Documentation ¶
Index ¶
- func Build2dSlice(rows int, cols int) [][]string
- func ChunkGenome(records <-chan fastx.Record, winSize int, winStride int, chunkSize int) <-chan Chunk
- func ConsumeChunks(chunks <-chan Chunk, metrics []string, refProfile map[int]KmerProfile, ...) chan ChunkResult
- func MakeRange(start, end, step int) []int
- func MinInt(x, y int) int
- func SeqATSkew(seq *seq.Seq) float64
- func SeqEntropy(seq *seq.Seq) float64
- func SeqGC(seq *seq.Seq) float64
- func SeqGCSkew(seq *seq.Seq) float64
- func SeqKmerDiv(seq *seq.Seq, ref KmerProfile, distMetric string) float64
- func StreamGenome(fasta string, bufSize int) <-chan fastx.Record
- type Chunk
- type ChunkResult
- type KmerProfile
Constants ¶
This section is empty.
Variables ¶
This section is empty.
Functions ¶
func Build2dSlice ¶
Build2dSlice builds a 2d slice of float64 of target size
func ChunkGenome ¶
func ChunkGenome(records <-chan fastx.Record, winSize int, winStride int, chunkSize int) <-chan Chunk
ChunkGenome receives fastx.Record from a channel and produces a channel of record chunks. Each chunk contains multiple windows. The chunkSize is given in number of windows the windows size and stride are in basepair.
func ConsumeChunks ¶
func ConsumeChunks(chunks <-chan Chunk, metrics []string, refProfile map[int]KmerProfile, distMetric string) chan ChunkResult
ConsumeChunks computes window-based statistics in chunks and stores them in a ChunkResult struct.
func MakeRange ¶
MakeRange generates a slice of ints from start to end, where each value is spaced by step
func MinInt ¶
MinInt returns the smallest of two integers. If both are equal, the second input is returned.
func SeqEntropy ¶
SeqEntropy computes the Shannon entropy (information entropy) of a DNA sequence. The value returned is between 0 and 1.
func SeqKmerDiv ¶
func SeqKmerDiv(seq *seq.Seq, ref KmerProfile, distMetric string) float64
SeqKmerDiv will compute the Kmer profile of the input profile and compute its distance to a reference k-mer profile.
Types ¶
type Chunk ¶
type Chunk struct { ID []byte BpStart int BpEnd int Seq *seq.Seq Starts []int // contains filtered or unexported fields }
Chunk is a piece of fastx.Record sequence, containing the associated id genomic coordinate. It also contains indices of sliding windows in which statistics will be computed.
type ChunkResult ¶
ChunkResult stores the computed statistics of windows from a chunk in the form of a table.
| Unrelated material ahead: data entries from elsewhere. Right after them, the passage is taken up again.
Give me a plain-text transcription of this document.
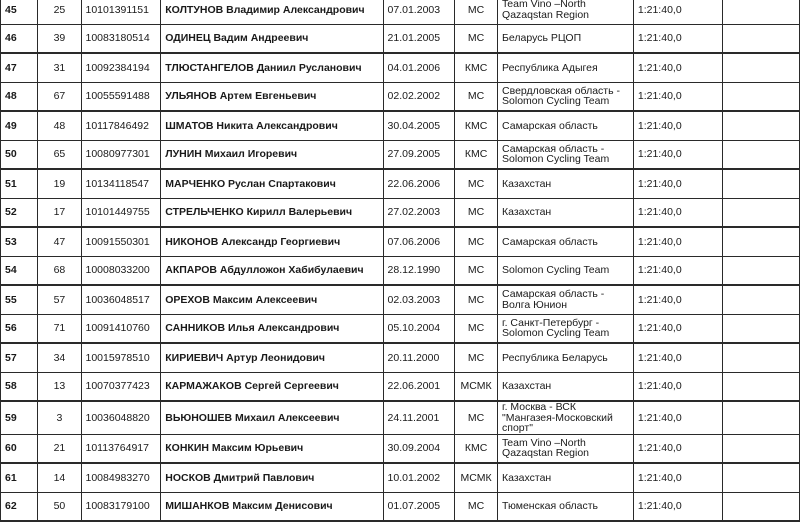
45	25	10101391151	КОЛТУНОВ Владимир Александрович	07.01.2003	МС	Team Vino –North Qazaqstan Region	1:21:40,0	
46	39	10083180514	ОДИНЕЦ Вадим Андреевич	21.01.2005	МС	Беларусь РЦОП	1:21:40,0	
47	31	10092384194	ТЛЮСТАНГЕЛОВ Даниил Русланович	04.01.2006	КМС	Республика Адыгея	1:21:40,0	
48	67	10055591488	УЛЬЯНОВ Артем Евгеньевич	02.02.2002	МС	Свердловская область - Solomon Cycling Team	1:21:40,0	
49	48	10117846492	ШМАТОВ Никита Александрович	30.04.2005	КМС	Самарская область	1:21:40,0	
50	65	10080977301	ЛУНИН Михаил Игоревич	27.09.2005	КМС	Самарская область - Solomon Cycling Team	1:21:40,0	
51	19	10134118547	МАРЧЕНКО Руслан Спартакович	22.06.2006	МС	Казахстан	1:21:40,0	
52	17	10101449755	СТРЕЛЬЧЕНКО Кирилл Валерьевич	27.02.2003	МС	Казахстан	1:21:40,0	
53	47	10091550301	НИКОНОВ Александр Георгиевич	07.06.2006	МС	Самарская область	1:21:40,0	
54	68	10008033200	АКПАРОВ Абдулложон Хабибулаевич	28.12.1990	МС	Solomon Cycling Team	1:21:40,0	
55	57	10036048517	ОРЕХОВ Максим Алексеевич	02.03.2003	МС	Самарская область - Волга Юнион	1:21:40,0	
56	71	10091410760	САННИКОВ Илья Александрович	05.10.2004	МС	г. Санкт-Петербург - Solomon Cycling Team	1:21:40,0	
57	34	10015978510	КИРИЕВИЧ Артур Леонидович	20.11.2000	МС	Республика Беларусь	1:21:40,0	
58	13	10070377423	КАРМАЖАКОВ Сергей Сергеевич	22.06.2001	МСМК	Казахстан	1:21:40,0	
59	3	10036048820	ВЬЮНОШЕВ Михаил Алексеевич	24.11.2001	МС	г. Москва - ВСК "Мангазея-Московский спорт"	1:21:40,0	
60	21	10113764917	КОНКИН Максим Юрьевич	30.09.2004	КМС	Team Vino –North Qazaqstan Region	1:21:40,0	
61	14	10084983270	НОСКОВ Дмитрий Павлович	10.01.2002	МСМК	Казахстан	1:21:40,0	
62	50	10083179100	МИШАНКОВ Максим Денисович	01.07.2005	МС	Тюменская область	1:21:40,0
Each row is a window, each column is a feature.
type KmerProfile ¶
KmerProfile stores kmers and their frequencies for a given kmer length
func FastaToKmers ¶
func FastaToKmers(fasta string, k int) KmerProfile
FastaToKmers reads all records in a fasta file and computes its k-mer profile
func NewKmerProfile ¶
func NewKmerProfile(k int) KmerProfile
NewKmerProfile is a helper function to generate an empty Kmer profile
func (*KmerProfile) CountsToFreqs ¶
func (p *KmerProfile) CountsToFreqs()
CountsToFreqs transforms counts in a KmerProfile into frequencies.
func (*KmerProfile) GetSeqKmers ¶
func (p *KmerProfile) GetSeqKmers(sq *seq.Seq)
GetSeqKmers compute the k-mer profile of a sequence and increments counts in the KmerProfile accordingly
func (*KmerProfile) KmerCosDist ¶
func (p *KmerProfile) KmerCosDist(ref KmerProfile) float64
KmerCosDist computes the cosine distance between a reference k-mer profile and another profile. The reference is assumed to include all k-mers present in the profile.
func (*KmerProfile) KmerEuclDist ¶
func (p *KmerProfile) KmerEuclDist(ref KmerProfile) float64
KmerEuclDist computes the euclidean distance between a reference k-mer profile and another profile. The reference is assumed to include all k-mers present in the profile.